Until LEDs became mainstream, Fountain Hills enjoyed starry skies despite its proximity to Phoenix. A mountain surrounding the town blocks most of the skyglow from the city.
“Light pollution became an issue in Fountain Hills over the years because we were not taking new LED technologies into account. Our town’s lighting code was antiquated and out-of-date,” says Vicky Derksen, a resident who is also a part of the Fountain Hills Dark Sky Association founded in 2017. “To preserve dark skies, we had to work with the entire town to update the local lighting code and convince residents to follow responsible outdoor lighting practices.”
Derksen and her team first tackled light pollution in the town center which has a faux fountain in the middle of a lake. “The iconic centerpiece, from which Fountain Hills got its name, had the wrong types of lighting fixtures, which created a lot of glare,” adds Derksen. They then replaced several other municipal lighting fixtures with dark-sky-friendly LEDs.

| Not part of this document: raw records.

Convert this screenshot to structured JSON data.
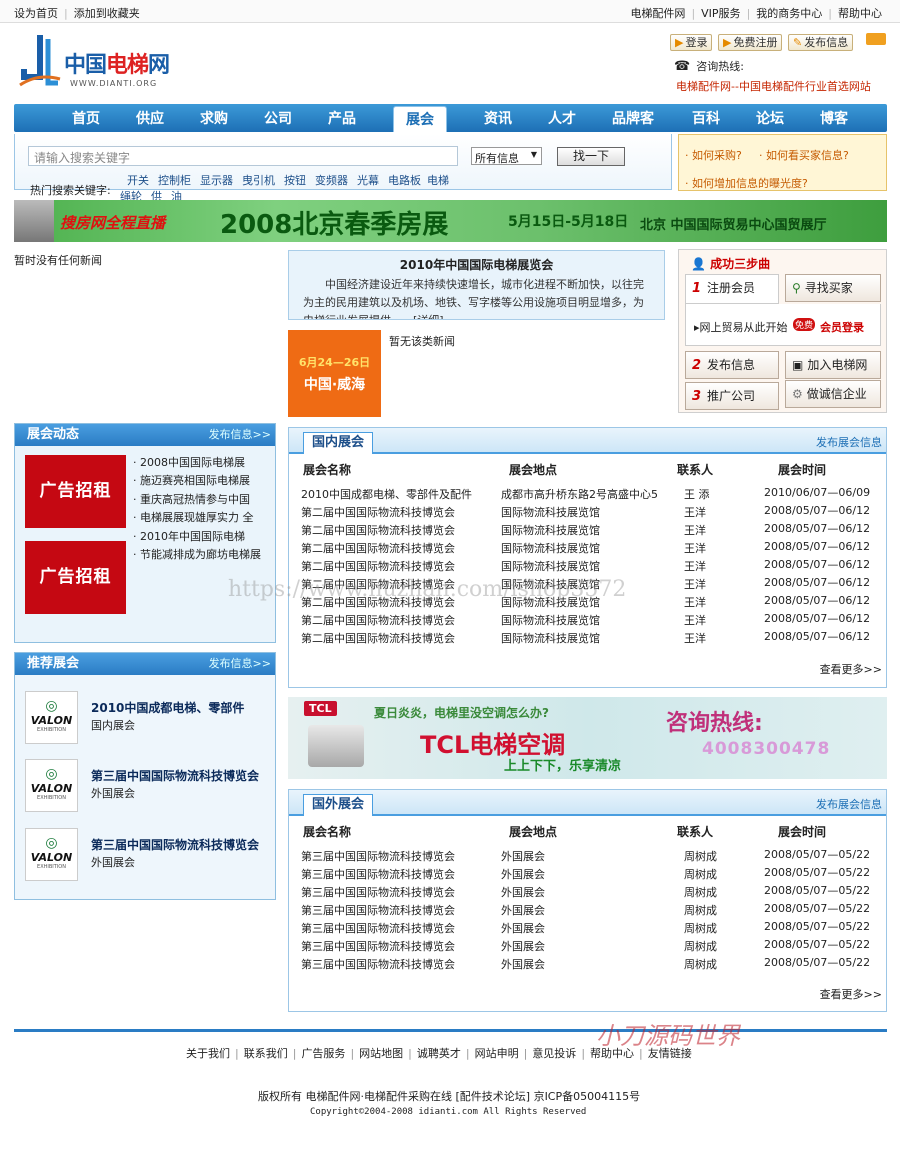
{
  "topbar": {
    "left": [
      "设为首页",
      "添加到收藏夹"
    ],
    "right": [
      "电梯配件网",
      "VIP服务",
      "我的商务中心",
      "帮助中心"
    ]
  },
  "logo": {
    "name_a": "中国",
    "name_b": "电梯",
    "name_c": "网",
    "url": "WWW.DIANTI.ORG"
  },
  "header": {
    "login": "登录",
    "register": "免费注册",
    "publish": "发布信息",
    "hotline_label": "咨询热线:",
    "slogan": "电梯配件网--中国电梯配件行业首选网站"
  },
  "nav": [
    "首页",
    "供应",
    "求购",
    "公司",
    "产品",
    "展会",
    "资讯",
    "人才",
    "品牌客",
    "百科",
    "论坛",
    "博客"
  ],
  "search": {
    "placeholder": "请输入搜索关键字",
    "select": "所有信息",
    "button": "找一下",
    "hot_label": "热门搜索关键字:",
    "hot": [
      "开关",
      "控制柜",
      "显示器",
      "曳引机",
      "按钮",
      "变频器",
      "光幕",
      "电路板",
      "电梯",
      "绳轮",
      "供",
      "油"
    ]
  },
  "help": {
    "q1": "· 如何采购?",
    "q2": "· 如何看买家信息?",
    "q3": "· 如何增加信息的曝光度?"
  },
  "banner": {
    "sohu": "搜房网全程直播",
    "title": "2008北京春季房展",
    "dates": "5月15日-5月18日",
    "venue": "北京 中国国际贸易中心国贸展厅"
  },
  "nonews": "暂时没有任何新闻",
  "expo": {
    "title": "2010年中国国际电梯展览会",
    "text": "中国经济建设近年来持续快速增长，城市化进程不断加快，以往完为主的民用建筑以及机场、地铁、写字楼等公用设施项目明显增多，为电梯行业发展提供……[详细]"
  },
  "weihai": {
    "date": "6月24—26日",
    "city": "中国·威海"
  },
  "nonews2": "暂无该类新闻",
  "steps": {
    "title": "成功三步曲",
    "register": "注册会员",
    "find_buyer": "寻找买家",
    "trade_start": "网上贸易从此开始",
    "free": "免费",
    "member_login": "会员登录",
    "publish": "发布信息",
    "join": "加入电梯网",
    "promote": "推广公司",
    "trust": "做诚信企业"
  },
  "expo_news": {
    "title": "展会动态",
    "more": "发布信息>>",
    "ad": "广告招租",
    "items": [
      "· 2008中国国际电梯展",
      "· 施迈赛亮相国际电梯展",
      "· 重庆高冠热情参与中国",
      "· 电梯展展现雄厚实力 全",
      "· 2010年中国国际电梯",
      "· 节能减排成为廊坊电梯展"
    ]
  },
  "recommend": {
    "title": "推荐展会",
    "more": "发布信息>>",
    "logo_text": "VALON",
    "logo_sub": "EXHIBITION",
    "items": [
      {
        "name": "2010中国成都电梯、零部件",
        "type": "国内展会"
      },
      {
        "name": "第三届中国国际物流科技博览会",
        "type": "外国展会"
      },
      {
        "name": "第三届中国国际物流科技博览会",
        "type": "外国展会"
      }
    ]
  },
  "domestic": {
    "title": "国内展会",
    "more": "发布展会信息",
    "headers": [
      "展会名称",
      "展会地点",
      "联系人",
      "展会时间"
    ],
    "rows": [
      [
        "2010中国成都电梯、零部件及配件",
        "成都市高升桥东路2号高盛中心5",
        "王 添",
        "2010/06/07—06/09"
      ],
      [
        "第二届中国国际物流科技博览会",
        "国际物流科技展览馆",
        "王洋",
        "2008/05/07—06/12"
      ],
      [
        "第二届中国国际物流科技博览会",
        "国际物流科技展览馆",
        "王洋",
        "2008/05/07—06/12"
      ],
      [
        "第二届中国国际物流科技博览会",
        "国际物流科技展览馆",
        "王洋",
        "2008/05/07—06/12"
      ],
      [
        "第二届中国国际物流科技博览会",
        "国际物流科技展览馆",
        "王洋",
        "2008/05/07—06/12"
      ],
      [
        "第二届中国国际物流科技博览会",
        "国际物流科技展览馆",
        "王洋",
        "2008/05/07—06/12"
      ],
      [
        "第二届中国国际物流科技博览会",
        "国际物流科技展览馆",
        "王洋",
        "2008/05/07—06/12"
      ],
      [
        "第二届中国国际物流科技博览会",
        "国际物流科技展览馆",
        "王洋",
        "2008/05/07—06/12"
      ],
      [
        "第二届中国国际物流科技博览会",
        "国际物流科技展览馆",
        "王洋",
        "2008/05/07—06/12"
      ]
    ],
    "view_more": "查看更多>>"
  },
  "tcl": {
    "brand": "TCL",
    "question": "夏日炎炎，电梯里没空调怎么办?",
    "hotline": "咨询热线:",
    "name": "TCL电梯空调",
    "motto": "上上下下，乐享清凉",
    "phone": "4008300478"
  },
  "foreign": {
    "title": "国外展会",
    "more": "发布展会信息",
    "headers": [
      "展会名称",
      "展会地点",
      "联系人",
      "展会时间"
    ],
    "rows": [
      [
        "第三届中国国际物流科技博览会",
        "外国展会",
        "周树成",
        "2008/05/07—05/22"
      ],
      [
        "第三届中国国际物流科技博览会",
        "外国展会",
        "周树成",
        "2008/05/07—05/22"
      ],
      [
        "第三届中国国际物流科技博览会",
        "外国展会",
        "周树成",
        "2008/05/07—05/22"
      ],
      [
        "第三届中国国际物流科技博览会",
        "外国展会",
        "周树成",
        "2008/05/07—05/22"
      ],
      [
        "第三届中国国际物流科技博览会",
        "外国展会",
        "周树成",
        "2008/05/07—05/22"
      ],
      [
        "第三届中国国际物流科技博览会",
        "外国展会",
        "周树成",
        "2008/05/07—05/22"
      ],
      [
        "第三届中国国际物流科技博览会",
        "外国展会",
        "周树成",
        "2008/05/07—05/22"
      ]
    ],
    "view_more": "查看更多>>"
  },
  "footer": {
    "links": [
      "关于我们",
      "联系我们",
      "广告服务",
      "网站地图",
      "诚聘英才",
      "网站申明",
      "意见投诉",
      "帮助中心",
      "友情链接"
    ],
    "copyright": "版权所有 电梯配件网·电梯配件采购在线 [配件技术论坛] 京ICP备05004115号",
    "copyright_en": "Copyright©2004-2008 idianti.com All Rights Reserved"
  },
  "watermark": {
    "url": "https://www.huzhan.com/ishop3572",
    "brand": "小刀源码世界"
  },
  "colors": {
    "nav": "#1d6fb5",
    "accent_red": "#c50812",
    "banner_green": "#4cb04c"
  }
}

The results were awe-inspiring. After a long time, residents could see the Milky Way with crystal clear clarity. Star-gazing activities made a strong comeback across the town. But keeping light pollution low requires constant work.
Derksen and other residents regularly measure artificial light levels in
Fountain Hills. Currently, the only major source of light pollution is from extremely bright, illuminated signs which local businesses had installed in different parts of the town. While Derksen says it is an uphill battle to educate local businesses about light pollution, Fountain Hills residents are determined to protect their dark skies.
“When a river gets polluted, it can take several years before clean-up efforts see any tangible results,” says Derksen. “But the effects are immediate when you work toward reducing light pollution. All it requires is flipping a switch.”